Des compétences si réduites que, peu après la naissance de la Commission en 2008, deux membres démissionnent. Martine Herzog Evans, professeur de droit à l’Université de Reims étaient l’une de ces deux personnes. Elle explique son geste aux Inrocks. 

"On m’a très vite reproché ma liberté de ton dans cette commission dite 'indépendante'. J’ai compris qu’il s’agissait d’une opération médiatique. Dès le début, j’ai senti qu’on ne nous laisserait pas étendre les champs de la Commission au delà des quartiers arrivants."

Mais apparemment, ce champ était déjà trop grand pour Jean-Amédée Lathoud, nouveau directeur de l’administration pénitentiaire en poste depuis le 5 janvier 2010.

La Commission RPE se voit alors adjoindre une secrétaire, fonctionnaire de l'AP, officiellement chargée de reporter à sa hiérarchie les faits et gestes de chacun de ses membres. Dans le même temps, la Commission se voit rattachée à l’Etat major de sécurité (EMS).

"Comme son nom l’indique, cet organe s’occupe du volet sécuritaire et non prioritairement des questions relative aux droits de l’homme", explique la magistrate Nicole Maestracci, ex-membre de la Commission RPE démissionnaire. Stéphane Scotto, sous-directeur de l’EMS, trouve ce jugement un peu hâtif : "Ce rattachement de la Commission à l'Etat major ne changeait pas grand chose."

Une caution morale

Même s'il regrette la démission des membres de la Commission, Stéphane Scotto précise que la labellisation des quartiers arrivants continue d’être menée par deux entités indépendantes (Afnor et Veritas).

L’affirmation fait sourire Patrick Marest, délégué général de l’Observatoire international des prisons (OIP). Pour lui, il y a sur ce sujet "une imposture de l’administration pénitentiaire française". 

"Afnor et Veritas sont deux entreprises privées qui n'ont rien à voir avec des juristes ou des organisations spécialisées dans les droits de l'homme. La Commission RPE a surtout servi de caution morale à leur travail."

Dans ces conditions, difficile de mesurer précisément l’état global d’avancement de l’application des règles européennes dans les prisons françaises. Un ancien directeur d'établissement pénitentiaire reconnaît qu’il faudrait pour cela "une entité véritablement extérieure à l’AP".

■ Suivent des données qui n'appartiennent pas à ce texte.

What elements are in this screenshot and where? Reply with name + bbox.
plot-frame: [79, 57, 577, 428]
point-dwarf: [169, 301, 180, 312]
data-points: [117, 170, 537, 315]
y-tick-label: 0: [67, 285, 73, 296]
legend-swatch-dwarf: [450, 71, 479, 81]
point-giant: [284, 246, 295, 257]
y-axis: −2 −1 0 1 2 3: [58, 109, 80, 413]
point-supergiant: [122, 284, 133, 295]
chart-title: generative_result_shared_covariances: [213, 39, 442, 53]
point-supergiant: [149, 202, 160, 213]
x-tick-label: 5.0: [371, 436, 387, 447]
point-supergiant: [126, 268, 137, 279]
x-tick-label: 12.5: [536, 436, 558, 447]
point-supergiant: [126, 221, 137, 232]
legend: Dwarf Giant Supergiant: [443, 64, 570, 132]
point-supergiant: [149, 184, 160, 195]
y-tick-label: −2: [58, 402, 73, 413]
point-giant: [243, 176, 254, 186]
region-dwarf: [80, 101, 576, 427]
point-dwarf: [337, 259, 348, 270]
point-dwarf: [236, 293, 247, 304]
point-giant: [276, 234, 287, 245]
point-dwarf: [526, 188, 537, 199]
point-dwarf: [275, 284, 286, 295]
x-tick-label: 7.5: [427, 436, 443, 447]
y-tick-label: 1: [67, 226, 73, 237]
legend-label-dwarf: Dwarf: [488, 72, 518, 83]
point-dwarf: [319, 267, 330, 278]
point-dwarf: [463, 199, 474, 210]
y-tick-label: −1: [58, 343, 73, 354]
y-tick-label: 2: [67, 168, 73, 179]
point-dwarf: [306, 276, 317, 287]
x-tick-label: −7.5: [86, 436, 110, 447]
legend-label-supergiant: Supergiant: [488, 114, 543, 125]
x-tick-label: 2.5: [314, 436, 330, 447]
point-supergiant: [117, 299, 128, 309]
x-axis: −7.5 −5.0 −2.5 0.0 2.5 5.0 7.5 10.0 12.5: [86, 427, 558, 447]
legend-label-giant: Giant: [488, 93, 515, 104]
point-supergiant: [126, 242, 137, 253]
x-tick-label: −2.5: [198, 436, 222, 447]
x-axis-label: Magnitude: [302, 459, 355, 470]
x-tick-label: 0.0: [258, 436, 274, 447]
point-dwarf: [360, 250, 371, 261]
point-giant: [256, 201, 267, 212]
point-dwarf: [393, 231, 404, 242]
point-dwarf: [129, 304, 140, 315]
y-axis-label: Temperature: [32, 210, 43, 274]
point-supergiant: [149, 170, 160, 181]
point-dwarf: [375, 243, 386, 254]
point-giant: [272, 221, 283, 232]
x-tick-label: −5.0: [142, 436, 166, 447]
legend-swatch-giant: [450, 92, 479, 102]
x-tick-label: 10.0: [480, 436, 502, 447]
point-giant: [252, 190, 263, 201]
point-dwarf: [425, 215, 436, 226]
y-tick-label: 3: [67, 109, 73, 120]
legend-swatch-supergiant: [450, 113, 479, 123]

C’est le cas du Comité pour la prévention de la torture (CPT). Rattaché au Conseil de l’Europe, il dispose d’un droit d’inspection des prisons dans chacun des Etats membres. 

"Je n'ai pas le droit d'en parler"

Sa dernière visite en France date de décembre 2010. L’andorran Joan Miquel Rascagneres faisait partie de cette délégation européenne.  

"En 2006, la France était loin des règles européennes. En 2008, en Guyane française, la prison que nous avions visitée était moderne mais avec un souci majeur : pour se défendre, 80% des prisonniers étaient armés (couteaux artisanaux, pointes…). Pour notre visite de décembre 2010 en métropole, je n’ai pas encore le droit d’en parler."

Les conclusions préliminaires de cette visite ont pourtant été remises il y a dix jours au ministère de la Justice. Problème de taille : tant que le gouvernement n'a pas donné son feu vert, personne ne peut en évoquer le contenu, pas même le très indépendant Jean-Marie Delarue, contrôleur général des lieux de privation de liberté. 

L’OIP a demandé la publication de ces observations préliminaires, jamais diffusées en France. L'organisation rappelle que "des pays comme la Finlande, la Moldavie ou la Turquie ont déjà consenti à prendre cette initiative".

Le rapport définitif du CPT ne sera remis qu’en juillet 2011 au gouvernement français. Ce dernier pourra alors décider de sa publication immédiate... ou reporter sa parution à 2012 pour avoir le temps d'y ajouter sa version contradictoire.